One of the many critical roles of the CEO and the leadership team is to build trust and collaboration throughout their company. If everyone is rowing in the same direction, the boat goes much faster.
Even in the smallest of companies, I’ve seen office politics and division ripple through a team. The CEO has to watch out for this problem, and they must do all they can to squash it before it infects the entire organization.
This happens primarily because a company has finite resources that require the prioritization of initiatives. If your team is judging winners and losers in terms of how those resources are allocated, versus how decisions affect the overall prospects for the company, you’re going to start to see factions develop.
Your team will sit in your weekly meetings and appear to get along, only to go back to their desks to strategize on how to get a larger share of the resource pie.
Whisper campaigns will start. The intentions of others on your team will be questioned. Your finance team will be pitted against various departments as different groups request analysis to either support one department, or knock down the point of view of another.
This can happen in companies with only 15 or 20 people in it. This is not just a big company problem.
There are a few steps you can take to build greater trust across your organization.
- Regularly revisit and reinforce your company’s mission, strategic direction, and measures of success. It is vital that there is consensus on where you’re going, how you’re going to get there, and how you’ll know when you’ve arrived. If your employees all have a different perspective on the journey they are on, it’s going to be impossible to build consensus around the best route to take.
- Set ambitious but achievable goals, and connect each teams’ efforts to those goals. This starts with avoiding a purely top-down budget process that represents a wish list of unachievable revenue and profit targets. It also means that if you get halfway through your year, and every part of your organization is missing their targets, you need to reset the goals and adjust course. There is nothing worse than having your team working around the clock only to consistently fail to meet targets that were set months ago. Sometimes it’s the failure of the team. Sometimes the goals were just wrong. Either way, if everyone feels like they are losing all of the time, despite their best efforts, cracks will develop within your team and trust will quickly break down.
- Air disagreements publicly and often. Bring your leadership team together. Encourage disagreements. If you don’t do this, you’ll have them huddled in conference rooms, trying to create aligned factions. And this will ripple down through their teams.
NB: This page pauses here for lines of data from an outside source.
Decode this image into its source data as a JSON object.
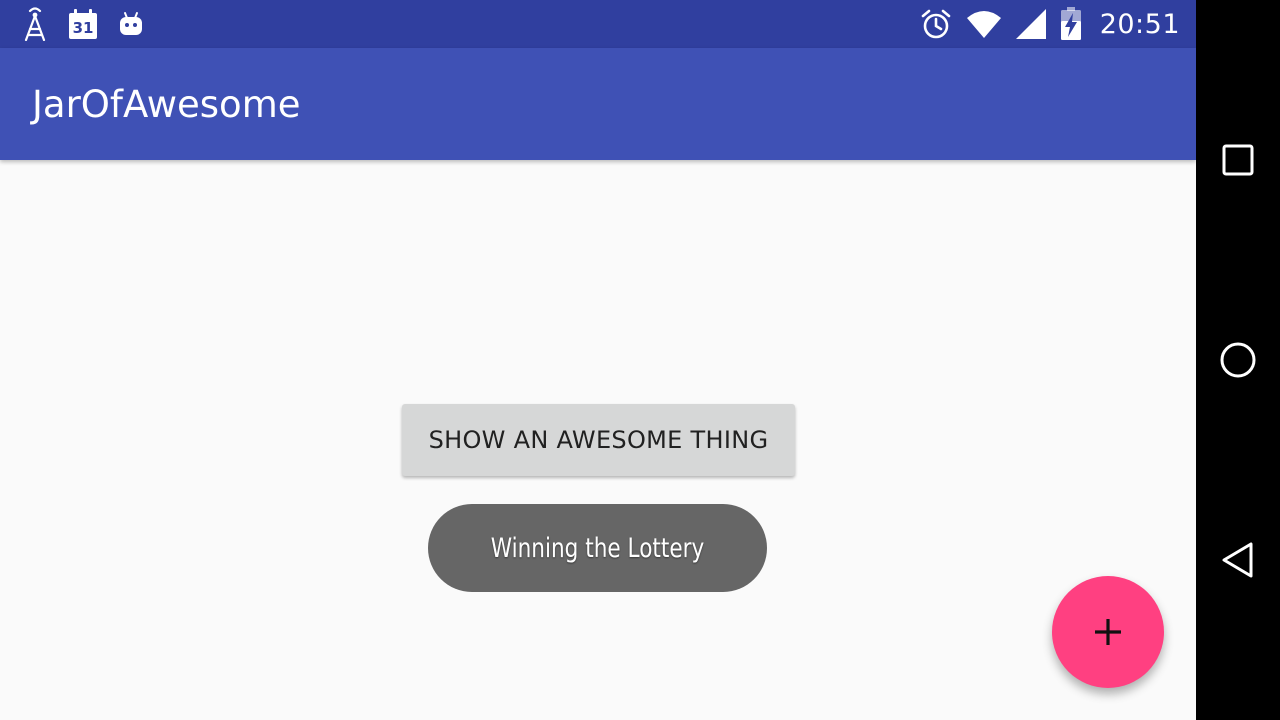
{
  "status_bar": {
    "time": "20:51",
    "calendar_day": "31",
    "left_icons": [
      "signal-tower-icon",
      "calendar-icon",
      "android-icon"
    ],
    "right_icons": [
      "alarm-clock-icon",
      "wifi-icon",
      "cell-signal-icon",
      "battery-charging-icon"
    ]
  },
  "app_bar": {
    "title": "JarOfAwesome"
  },
  "main": {
    "show_button_label": "SHOW AN AWESOME THING",
    "toast_text": "Winning the Lottery"
  },
  "fab": {
    "icon": "plus-icon"
  },
  "nav_bar": {
    "buttons": [
      "recents-square-icon",
      "home-circle-icon",
      "back-triangle-icon"
    ]
  },
  "colors": {
    "status_bar": "#303f9f",
    "app_bar": "#3f51b5",
    "background": "#fafafa",
    "button": "#d6d7d7",
    "toast": "#666666",
    "fab": "#ff4081",
    "nav_bar": "#000000"
  }
}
I’ve met many founders who hate dealing with disagreements within their management team, particularly in a group setting. They will meet one on one with executives, let them air their grievances, and promise to help sort it out. Those 1:1 discussions will go on and on until the disagreements become a real crisis. That’s a trap. You need to be able to get your team in a room, enable a spirited discussion around strategy, tactics and funding priorities, and then bring the team together around decisions.
None of this is easy. Starting a company around solving a big problem in the world, and building the product, tools, and services to solve those problems, can be exciting and fulfilling. Leading the team that is going to bring that vision to life is an entirely different challenge, and if you don’t figure out how to navigate that challenge, your company will fail to live up to its full potential.